The problem lies in your the last sentence of your reply: “We read it, we believe it.” I certainly hope mankind will have moved beyond such mental lethargy two thousand years from now at which point the Harry Potter chronicles could be considered diviniely inspired holy text.


Former Follier Says: September 25th, 2007 at 3:43 am
To clarify things a bit, I did not actively seek out your site or even your content, necessarily. I did a generic Google search for “Way of the Master” (which my website is devoted to countering) and stumbled across your blog. Divine providence, perhaps?

Monday, September 3, 2007

Anti-Testimony: A Brief Deconversion Story

I was raised in a very strict fundamental Baptist home and was "saved" at five years of age while eating my breakfast cereal before kindergarten one morning. From that point on, I was "in rebellion to God," as my parents liked to put it. Nothing I did seemed to be good enough: I was an honor roll student, bilingual at a young age, a prodigious illustrator , a budding actor and, above all, was involved in all the affairs of the church and the associated school (which I attended from the age of four until my high school graduation at seventeen) such as puppet ministry, nursing home ministry, church and school choir and band, bus ministry, youth group and all associated activities and even door-to-door witnessing on Saturdays.

It was on a Saturday morning when I was "calling" on the lost that I had my first run-in with an atheist (cue scary music). He lived in a ramshackle old house in a wooded cul-de-sac in a neighborhood not too far from my own. He was gruff, unpleasant and impolite; not necessarily the way I'd like to be perceived as an atheist. From that point on, he was the embodiment of the evil atheist in my then-Christian mind.

As the years passed, what I was being taught of the Bible became absolutely unfulfilling and I had no desire to study it further for my own understanding because, well, what would be the point? I was still a piece of shit to my parents, regardless of what I did or did not do. This is when I began to "backslide." I turned to secular friends, secular music and everything else that was abhorred by my parents and their church. I would still attend with them and was still involved in all of the extra activities but only nominally.
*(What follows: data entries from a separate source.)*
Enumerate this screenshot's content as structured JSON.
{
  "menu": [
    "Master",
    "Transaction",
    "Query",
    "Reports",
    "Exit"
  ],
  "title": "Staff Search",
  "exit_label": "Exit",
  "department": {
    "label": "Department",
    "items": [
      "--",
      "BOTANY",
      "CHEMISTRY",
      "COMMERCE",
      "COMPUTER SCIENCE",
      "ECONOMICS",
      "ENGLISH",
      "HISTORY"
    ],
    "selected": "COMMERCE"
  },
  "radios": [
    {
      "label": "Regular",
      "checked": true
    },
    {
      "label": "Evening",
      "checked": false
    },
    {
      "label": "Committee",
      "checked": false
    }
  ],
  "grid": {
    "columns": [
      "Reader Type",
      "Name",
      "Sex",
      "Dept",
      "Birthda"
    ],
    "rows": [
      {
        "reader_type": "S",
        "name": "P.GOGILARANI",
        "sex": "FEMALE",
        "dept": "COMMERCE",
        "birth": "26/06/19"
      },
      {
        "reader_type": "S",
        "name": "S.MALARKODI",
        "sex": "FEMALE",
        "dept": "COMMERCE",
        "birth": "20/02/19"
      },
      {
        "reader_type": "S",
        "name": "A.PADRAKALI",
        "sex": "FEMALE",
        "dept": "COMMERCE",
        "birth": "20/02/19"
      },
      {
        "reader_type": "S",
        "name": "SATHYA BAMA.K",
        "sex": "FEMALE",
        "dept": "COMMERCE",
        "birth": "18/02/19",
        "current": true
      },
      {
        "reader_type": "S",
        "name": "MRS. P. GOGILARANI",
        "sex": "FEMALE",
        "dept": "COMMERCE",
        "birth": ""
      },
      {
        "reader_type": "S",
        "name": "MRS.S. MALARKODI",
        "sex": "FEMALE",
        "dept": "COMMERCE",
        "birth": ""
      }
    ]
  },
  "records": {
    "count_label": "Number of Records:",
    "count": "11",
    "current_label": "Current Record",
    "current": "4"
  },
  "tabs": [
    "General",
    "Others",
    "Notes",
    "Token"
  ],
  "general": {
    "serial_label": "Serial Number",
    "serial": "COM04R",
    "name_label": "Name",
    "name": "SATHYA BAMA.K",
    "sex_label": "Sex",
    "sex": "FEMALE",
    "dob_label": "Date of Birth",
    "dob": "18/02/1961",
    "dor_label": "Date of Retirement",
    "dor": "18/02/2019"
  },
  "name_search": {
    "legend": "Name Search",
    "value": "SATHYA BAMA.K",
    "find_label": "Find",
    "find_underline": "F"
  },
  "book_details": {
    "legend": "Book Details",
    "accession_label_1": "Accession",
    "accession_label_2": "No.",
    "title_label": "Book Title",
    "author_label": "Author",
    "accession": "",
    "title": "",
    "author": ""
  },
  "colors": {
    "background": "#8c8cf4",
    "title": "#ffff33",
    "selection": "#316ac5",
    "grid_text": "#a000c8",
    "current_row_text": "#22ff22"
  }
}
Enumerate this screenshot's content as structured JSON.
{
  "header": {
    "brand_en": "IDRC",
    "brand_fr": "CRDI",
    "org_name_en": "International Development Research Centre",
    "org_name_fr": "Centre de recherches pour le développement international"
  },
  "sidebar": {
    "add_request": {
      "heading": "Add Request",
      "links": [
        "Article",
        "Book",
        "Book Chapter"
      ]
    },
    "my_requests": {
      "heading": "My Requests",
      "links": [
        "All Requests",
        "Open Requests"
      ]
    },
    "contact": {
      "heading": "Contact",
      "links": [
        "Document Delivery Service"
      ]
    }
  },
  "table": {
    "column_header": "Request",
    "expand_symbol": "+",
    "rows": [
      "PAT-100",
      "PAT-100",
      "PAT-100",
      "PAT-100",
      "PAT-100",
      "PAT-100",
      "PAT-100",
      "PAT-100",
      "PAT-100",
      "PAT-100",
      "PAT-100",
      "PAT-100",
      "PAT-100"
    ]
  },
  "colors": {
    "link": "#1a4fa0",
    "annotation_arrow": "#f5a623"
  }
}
By the time I was fifteen I was smoking, fooling around with girls, using "filthy" language... all the things that good Christian boys and girls ought not to do. And I loved it all. A couple years later when I graduated high school I decided to remove myself from my parents' oppressive rule and place myself in another equally oppressive environment but one that would later prove to be more rewarding and personally beneficial. I enlisted in the Army at seventeen years of age (with parental consent).

I served six years and climbed the ranks, declining several promotions allow the way for fear of leadership. While I was in the military, I was first confronted with secular individuals that I didn't know personally (ie. neighborhood friends, cousins) and was impressed by their ability to reason. Growing up, I was rarely given choices yet in these people I saw that they made dozens of choices daily and revelled in it; they were leading their lives, not merely living them.

Due to my upbringing, these events brought me back to the Bible to search for hidden meaning and truths. Perhaps my pastor had been skipping over nuggets of knowledge all those years. It was my duty to find those bits of wisdom and apply them.

Well, I don't need to tell any of you that I didn't find them. I studied and prayed but to no avail. I was forced to a conclusion much to the detriment of my faith: God was not in the Bible. In fact, God wasn't around at all. Further, He never had been around.

The open and honest reading of "God's Word" had crushed my faith, destroyed my world-view and, as a result, given me the best gift imaginable: The ability to think. And live.